The Doctoral School in Science and Engineering is happy to invite you to Yewei SONG’s defence entitled
Intelligent Conversation System for Multilingual Financial Industry
Supervisor: Prof Jacques KLEIN
The financial services industry is undergoing a paradigm shift towards automated, intelligent customer interaction. While Large Language Models (LLMs) offer promising capabilities for natural language understanding, their deployment in the regulated banking sector is hindered by at least three barriers:
(1) the lack of support for low-resource languages (LRLs) such as Luxembourgish;
(2) the inability to interact reliably and securely with subsystems like SQL databases or via Application Programming Interface (API) function calling under strict privacy constraints;
(3) the inherent stochasticity of generative outputs, which threatens operational stability.

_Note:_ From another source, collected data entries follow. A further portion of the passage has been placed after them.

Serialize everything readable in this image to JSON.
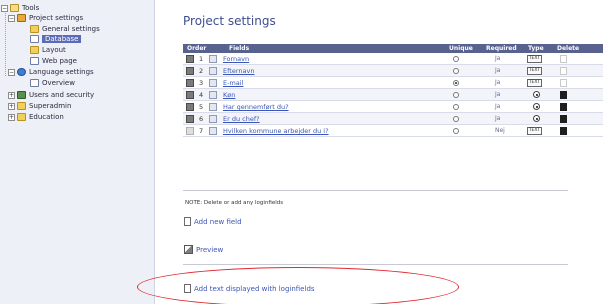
{
  "sidebar": {
    "items": [
      {
        "label": "Tools",
        "level": 0,
        "icon": "folder-open-icon"
      },
      {
        "label": "Project settings",
        "level": 1,
        "icon": "project-icon"
      },
      {
        "label": "General settings",
        "level": 2,
        "icon": "folder-icon"
      },
      {
        "label": "Database",
        "level": 2,
        "icon": "page-icon",
        "selected": true
      },
      {
        "label": "Layout",
        "level": 2,
        "icon": "folder-icon"
      },
      {
        "label": "Web page",
        "level": 2,
        "icon": "page-icon"
      },
      {
        "label": "Language settings",
        "level": 1,
        "icon": "globe-icon"
      },
      {
        "label": "Overview",
        "level": 2,
        "icon": "page-icon"
      },
      {
        "label": "Users and security",
        "level": 1,
        "icon": "users-icon"
      },
      {
        "label": "Superadmin",
        "level": 1,
        "icon": "folder-icon"
      },
      {
        "label": "Education",
        "level": 1,
        "icon": "folder-icon"
      }
    ]
  },
  "page": {
    "title": "Project settings"
  },
  "table": {
    "headers": {
      "order": "Order",
      "fields": "Fields",
      "unique": "Unique",
      "required": "Required",
      "type": "Type",
      "delete": "Delete"
    },
    "rows": [
      {
        "num": "1",
        "name": "Fornavn",
        "unique": false,
        "required": "Ja",
        "type": "TEXT",
        "type_kind": "box",
        "deletable": false
      },
      {
        "num": "2",
        "name": "Efternavn",
        "unique": false,
        "required": "Ja",
        "type": "TEXT",
        "type_kind": "box",
        "deletable": false
      },
      {
        "num": "3",
        "name": "E-mail",
        "unique": true,
        "required": "Ja",
        "type": "TEXT",
        "type_kind": "box",
        "deletable": false
      },
      {
        "num": "4",
        "name": "Køn",
        "unique": false,
        "required": "Ja",
        "type": "",
        "type_kind": "radio",
        "deletable": true
      },
      {
        "num": "5",
        "name": "Har gennemført du?",
        "unique": false,
        "required": "Ja",
        "type": "",
        "type_kind": "radio",
        "deletable": true
      },
      {
        "num": "6",
        "name": "Er du chef?",
        "unique": false,
        "required": "Ja",
        "type": "",
        "type_kind": "radio",
        "deletable": true
      },
      {
        "num": "7",
        "name": "Hvilken kommune arbejder du i?",
        "unique": false,
        "required": "Nej",
        "type": "TEXT",
        "type_kind": "box",
        "deletable": true
      }
    ]
  },
  "note": "NOTE: Delete or add any loginfields",
  "actions": {
    "add_field": "Add new field",
    "preview": "Preview",
    "add_text": "Add text displayed with loginfields"
  },
  "colors": {
    "header_bg": "#58628f",
    "link": "#3c55b8",
    "title": "#3e4d8f",
    "highlight": "#e0282f"
  }
}
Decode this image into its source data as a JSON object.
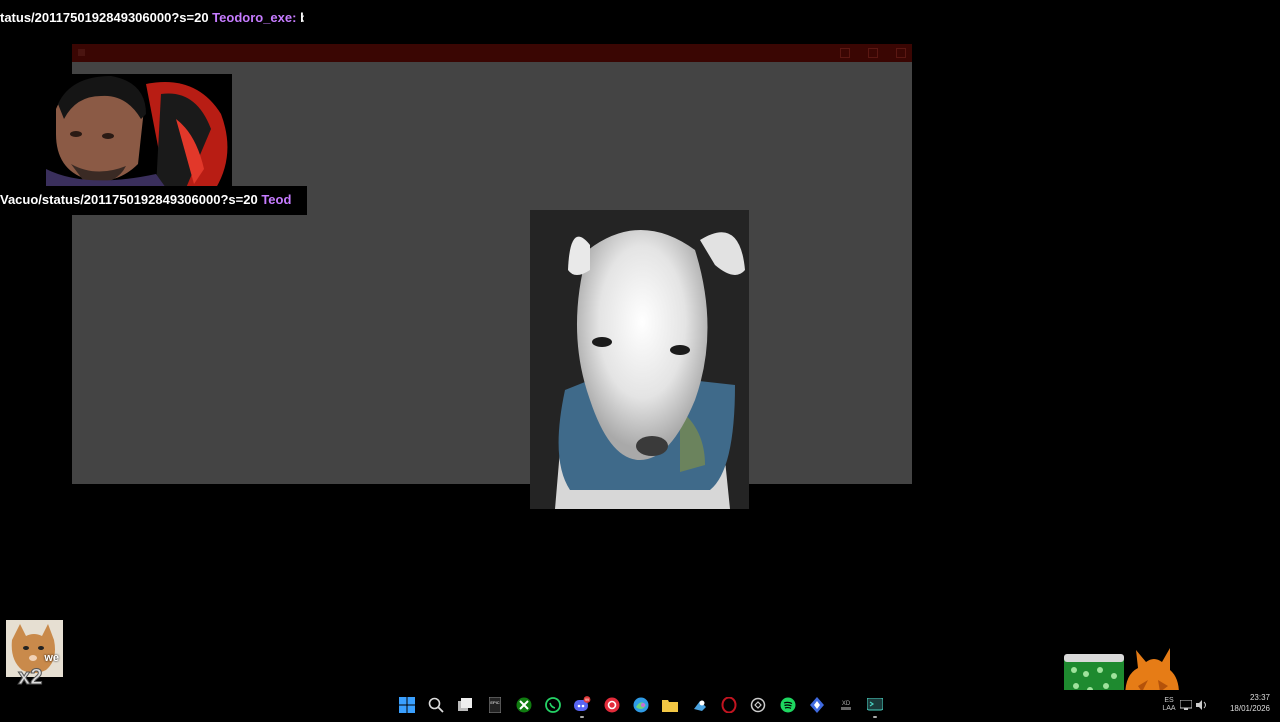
{
  "chat_ticker_top": {
    "text": "tatus/2011750192849306000?s=20",
    "user": "Teodoro_exe:",
    "message": "be"
  },
  "chat_ticker_cam": {
    "text": "Vacuo/status/2011750192849306000?s=20",
    "user": "Teod"
  },
  "sticker": {
    "caption": "we",
    "multiplier": "x2"
  },
  "taskbar": {
    "icons": [
      "windows-start-icon",
      "search-icon",
      "task-view-icon",
      "epic-games-icon",
      "xbox-icon",
      "whatsapp-icon",
      "discord-icon",
      "opera-gx-icon",
      "edge-browser-icon",
      "file-explorer-icon",
      "steam-icon",
      "opera-icon",
      "chatgpt-icon",
      "spotify-icon",
      "blue-app-icon",
      "xd-icon",
      "terminal-icon"
    ],
    "epic_label": "EPIC",
    "xd_label": "XD",
    "discord_badge": "99"
  },
  "tray": {
    "lang_top": "ES",
    "lang_bottom": "LAA",
    "time": "23:37",
    "date": "18/01/2026"
  },
  "colors": {
    "chat_user": "#c67cff",
    "titlebar": "#3a0603",
    "window_bg": "#444444"
  }
}
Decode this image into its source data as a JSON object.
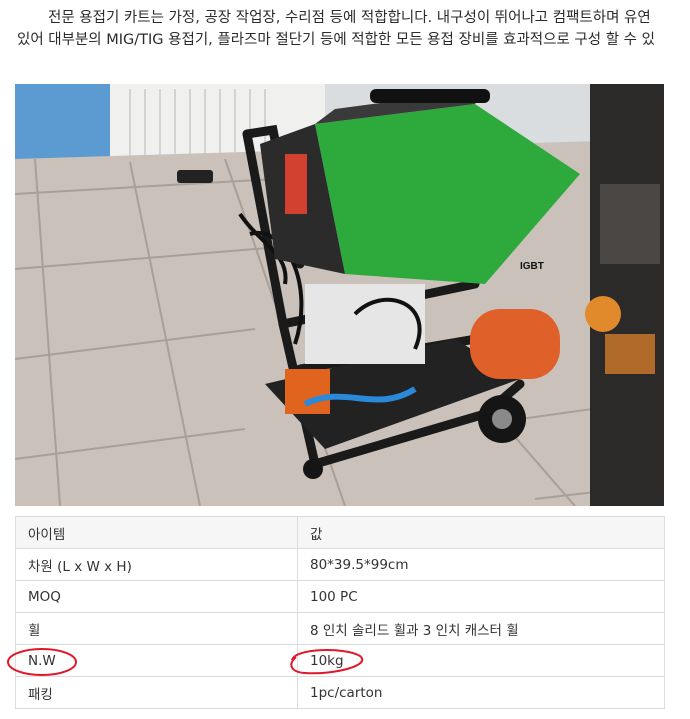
{
  "intro": {
    "line1": "전문 용접기 카트는 가정, 공장 작업장, 수리점 등에 적합합니다. 내구성이 뛰어나고 컴팩트하며 유연",
    "line2": "있어 대부분의 MIG/TIG 용접기, 플라즈마 절단기 등에 적합한 모든 용접 장비를 효과적으로 구성 할 수 있"
  },
  "image": {
    "logo_text": "IGBT"
  },
  "spec_table": {
    "header": {
      "item": "아이템",
      "value": "값"
    },
    "rows": [
      {
        "item": "차원 (L x W x H)",
        "value": "80*39.5*99cm"
      },
      {
        "item": "MOQ",
        "value": "100 PC"
      },
      {
        "item": "휠",
        "value": "8 인치 솔리드 휠과 3 인치 캐스터 휠"
      },
      {
        "item": "N.W",
        "value": "10kg"
      },
      {
        "item": "패킹",
        "value": "1pc/carton"
      }
    ]
  },
  "colors": {
    "welder_green": "#2eaa3c",
    "annotation_red": "#e0182a",
    "table_border": "#dcdcdc"
  }
}
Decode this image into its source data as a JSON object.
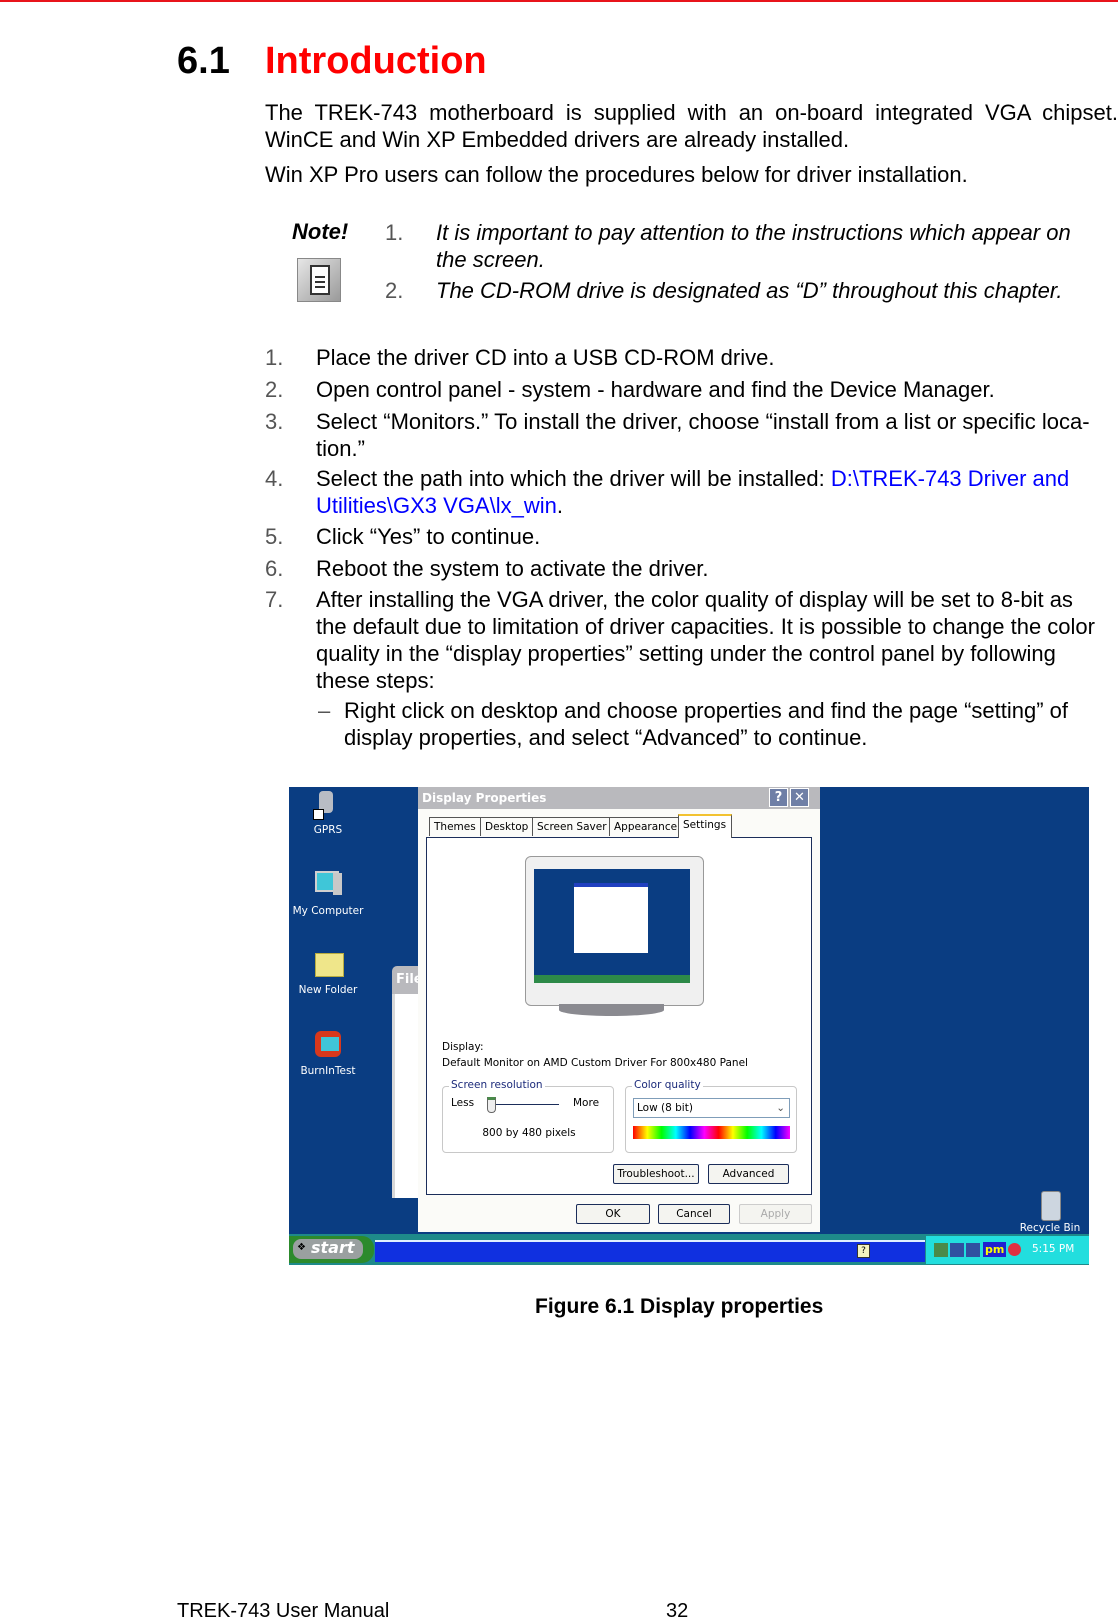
{
  "heading": {
    "number": "6.1",
    "title": "Introduction"
  },
  "intro": {
    "line1": "The TREK-743 motherboard is supplied with an on-board integrated VGA chipset.",
    "line2": "WinCE and Win XP Embedded drivers are already installed.",
    "line3": "Win XP Pro users can follow the procedures below for driver installation."
  },
  "note": {
    "label": "Note!",
    "icon": "document-note-icon",
    "items": [
      {
        "num": "1.",
        "lines": [
          "It is important to pay attention to the instructions which appear on",
          "the screen."
        ]
      },
      {
        "num": "2.",
        "lines": [
          "The CD-ROM drive is designated as “D” throughout this chapter."
        ]
      }
    ]
  },
  "steps": [
    {
      "num": "1.",
      "lines": [
        "Place the driver CD into a USB CD-ROM drive."
      ]
    },
    {
      "num": "2.",
      "lines": [
        "Open control panel - system - hardware and find the Device Manager."
      ]
    },
    {
      "num": "3.",
      "lines": [
        "Select “Monitors.” To install the driver, choose “install from a list or specific loca-",
        "tion.”"
      ]
    },
    {
      "num": "4.",
      "prefix": "Select the path into which the driver will be installed: ",
      "link_line1": "D:\\TREK-743 Driver and",
      "link_line2": "Utilities\\GX3 VGA\\lx_win",
      "suffix": "."
    },
    {
      "num": "5.",
      "lines": [
        "Click “Yes” to continue."
      ]
    },
    {
      "num": "6.",
      "lines": [
        "Reboot the system to activate the driver."
      ]
    },
    {
      "num": "7.",
      "lines": [
        "After installing the VGA driver, the color quality of display will be set to 8-bit as",
        "the default due to limitation of driver capacities. It is possible to change the color",
        "quality in the “display properties” setting under the control panel by following",
        "these steps:"
      ]
    }
  ],
  "substep": {
    "dash": "–",
    "lines": [
      "Right click on desktop and choose properties and find the page “setting” of",
      "display properties, and select “Advanced” to continue."
    ]
  },
  "screenshot": {
    "desktop_icons": [
      {
        "label": "GPRS",
        "icon": "gprs-shortcut-icon"
      },
      {
        "label": "My Computer",
        "icon": "my-computer-icon"
      },
      {
        "label": "New Folder",
        "icon": "folder-icon"
      },
      {
        "label": "BurnInTest",
        "icon": "burnintest-shortcut-icon"
      }
    ],
    "background_window_title": "File",
    "dialog": {
      "title": "Display Properties",
      "help_button": "?",
      "close_button": "✕",
      "tabs": [
        "Themes",
        "Desktop",
        "Screen Saver",
        "Appearance",
        "Settings"
      ],
      "active_tab": "Settings",
      "display_label": "Display:",
      "display_value": "Default Monitor on AMD Custom Driver For 800x480 Panel",
      "resolution": {
        "label": "Screen resolution",
        "less": "Less",
        "more": "More",
        "value": "800 by 480 pixels",
        "slider_fraction": 0
      },
      "color_quality": {
        "label": "Color quality",
        "selected": "Low (8 bit)"
      },
      "buttons": {
        "troubleshoot": "Troubleshoot...",
        "advanced": "Advanced",
        "ok": "OK",
        "cancel": "Cancel",
        "apply": "Apply"
      }
    },
    "recycle_bin": "Recycle Bin",
    "taskbar": {
      "start": "start",
      "tray_pm": "pm",
      "time": "5:15 PM"
    }
  },
  "caption": "Figure 6.1 Display properties",
  "footer": {
    "manual": "TREK-743 User Manual",
    "page": "32"
  },
  "colors": {
    "heading_red": "#ff0000",
    "link_blue": "#0000ff",
    "desktop_blue": "#0a3d82"
  }
}
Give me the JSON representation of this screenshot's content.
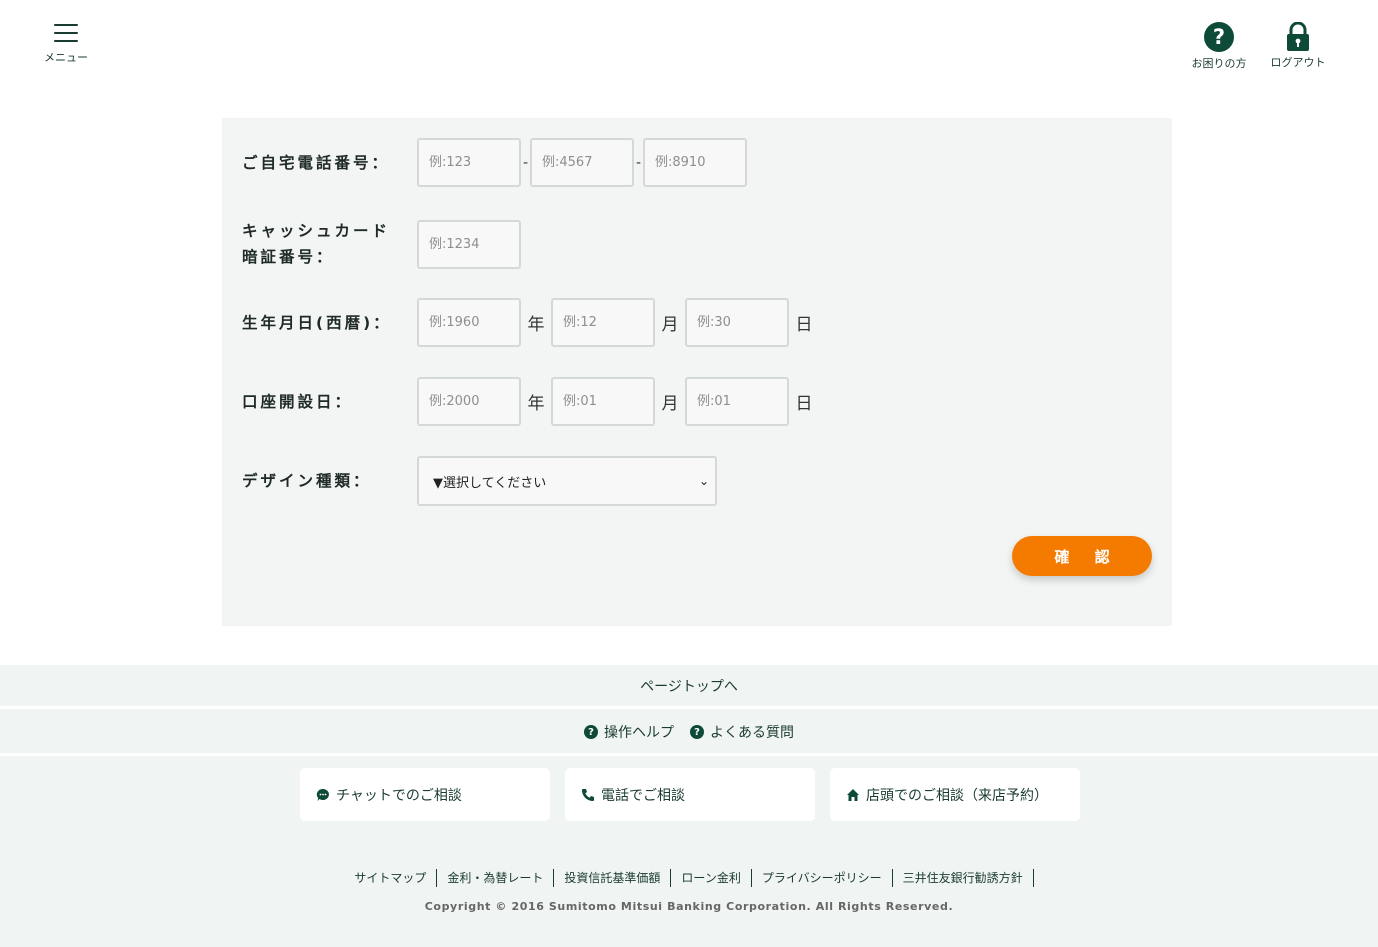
{
  "header": {
    "menu_label": "メニュー",
    "help_label": "お困りの方",
    "logout_label": "ログアウト"
  },
  "form": {
    "phone": {
      "label": "ご自宅電話番号：",
      "placeholders": [
        "例:123",
        "例:4567",
        "例:8910"
      ],
      "separator": "-"
    },
    "pin": {
      "label_line1": "キャッシュカード",
      "label_line2": "暗証番号：",
      "placeholder": "例:1234"
    },
    "birthdate": {
      "label": "生年月日(西暦)：",
      "placeholders": [
        "例:1960",
        "例:12",
        "例:30"
      ],
      "units": [
        "年",
        "月",
        "日"
      ]
    },
    "account_open_date": {
      "label": "口座開設日：",
      "placeholders": [
        "例:2000",
        "例:01",
        "例:01"
      ],
      "units": [
        "年",
        "月",
        "日"
      ]
    },
    "design": {
      "label": "デザイン種類：",
      "selected": "▼選択してください"
    },
    "confirm_label": "確 認"
  },
  "footer": {
    "page_top": "ページトップへ",
    "help_links": [
      "操作ヘルプ",
      "よくある質問"
    ],
    "consult": [
      "チャットでのご相談",
      "電話でご相談",
      "店頭でのご相談（来店予約）"
    ],
    "links": [
      "サイトマップ",
      "金利・為替レート",
      "投資信託基準価額",
      "ローン金利",
      "プライバシーポリシー",
      "三井住友銀行勧誘方針"
    ],
    "copyright": "Copyright © 2016 Sumitomo Mitsui Banking Corporation. All Rights Reserved."
  },
  "colors": {
    "brand_green": "#0d4a37",
    "accent_orange": "#f47a00",
    "panel_bg": "#f2f5f3"
  }
}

This dissertation proposes a holistic architecture for an Intelligent Conversation System tailored to the multilingual financial industry, addressing these challenges through a tripartite framework.
The first part addresses the linguistic complexities of the Luxembourgish financial environment. We challenge the prevailing “scaling laws” of LLMs by demonstrating that Small Language Models (SLMs), when augmented with high-quality monolingual data and knowledge distillation from high-capacity teacher models, can achieve translation parity with significantly larger models. Our research validates that targeted fine-tuning on LRLs does not induce catastrophic forgetting, thereby establishing a resource-efficient pathway for inclusive, multilingual banking agents.
The second part bridges the gap between natural language intent and formal banking protocols. In the domain of Text-to-SQL, we tackle the conflict between evaluation rigor and data privacy. We introduce two novel, non-execution-based metrics, Tree Similarity of Editing Distance (TSED) and the SQL Query Analysis Metric (SQAM), which allow for the static, structural validation of generated queries without exposing sensitive production data. In the domain of API interaction, we present CallNavi, a comprehensive benchmark for evaluating agentic routing. We identify critical limitations in current models regarding nested function calls and propose “backward inference” strategies that significantly enhance the reliability of structured output generation.
The third part focuses on the quality assurance of the system’s code generation capabilities. Recognizing that functional correctness (Pass@k) is insufficient for safety-critical operations, we introduce a framework for quantifying Output Stability. We propose entropy-based metrics, specifically Structural Cross-Entropy (SCE) and Jensen-Shannon Divergence (JSD) applied to Abstract Syntax Trees (ASTs). These metrics provide a language-agnostic method to measure the structural consistency of the model’s reasoning process, ensuring that the system is not merely correct by chance, but robust and reproducible.
Collectively, this work contributes a validated blueprint for deploying sovereign, privacy-preserving, and stable AI agents, moving the state of the art from general-purpose chatbots to specialized, trustworthy financial assistants.